Cuban Foreign Minister Bruno Rodriguez rejected the US blacklisting, calling it "arbitrary" and "dishonest."
"It is known that in Cuba there is religious freedom," Rodriguez tweeted.
No action on India, warning to Vietnam
As expected, Blinken took no action against India, seen by the United States as a key emerging ally.
The decision ignores a recommendation by the autonomous US Commission on International Religious Freedom, which said that treatment of minorities was "significantly" worsening under Prime Minister Narendra Modi´s Hindu nationalist government.
The Commission said in a statement it was "outraged" that Blinken did not list India or Nigeria, saying the State Department´s own reporting showed "severe religious freedom violations" in both countries.
India had already voiced anger over the State Department´s annual report, which documented incendiary comments by Indian officials and accounts of discrimination against Muslims and Christians.
The report had separately pointed to abuses of Russia´s Wagner Group in the Central African Republic, citing Amnesty International in linking the mercenaries to killings and sexual violence against Muslims.
The designation comes as US senators introduced legislation to slap a terrorism designation on the Wagner Group, which has also been involved in Mali and been accused of rights violations in Libya, Syria and Ukraine.
Blinken added the Central African Republic to a watchlist, meaning that it will be designated among Countries of Particular Concern without progress.
Also newly put on the watchlist was Vietnam.
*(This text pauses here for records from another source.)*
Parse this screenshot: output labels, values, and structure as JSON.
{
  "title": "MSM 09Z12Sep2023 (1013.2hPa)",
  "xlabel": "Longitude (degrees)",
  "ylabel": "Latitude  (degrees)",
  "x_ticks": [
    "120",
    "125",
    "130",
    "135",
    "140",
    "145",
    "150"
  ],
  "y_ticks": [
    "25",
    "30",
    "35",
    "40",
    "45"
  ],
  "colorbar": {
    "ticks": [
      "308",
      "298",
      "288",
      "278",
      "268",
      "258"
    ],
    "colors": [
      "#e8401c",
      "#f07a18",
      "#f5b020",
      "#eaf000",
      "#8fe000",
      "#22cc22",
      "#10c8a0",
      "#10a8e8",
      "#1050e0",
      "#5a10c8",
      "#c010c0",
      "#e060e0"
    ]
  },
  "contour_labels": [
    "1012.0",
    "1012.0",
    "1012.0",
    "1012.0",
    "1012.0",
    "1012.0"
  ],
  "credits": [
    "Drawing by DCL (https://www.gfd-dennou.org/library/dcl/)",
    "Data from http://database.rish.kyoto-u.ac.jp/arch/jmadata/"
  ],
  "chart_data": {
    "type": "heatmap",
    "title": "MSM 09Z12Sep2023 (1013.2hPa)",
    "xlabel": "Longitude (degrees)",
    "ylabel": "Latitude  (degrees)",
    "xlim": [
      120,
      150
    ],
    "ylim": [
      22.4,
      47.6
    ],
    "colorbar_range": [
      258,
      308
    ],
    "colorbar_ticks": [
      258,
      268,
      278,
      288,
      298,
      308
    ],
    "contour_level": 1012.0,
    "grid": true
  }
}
The State Department report said the communist authorities have harassed non-recognized religious groups, including Christian house churches, independent Buddhists and members of the century-old Cao Dai movement.
Rights activists have long pushed the United States to designate Vietnam but successive administrations have been building ties with the former US adversary.
Algeria and Comoros remained on the watchlist from 2021.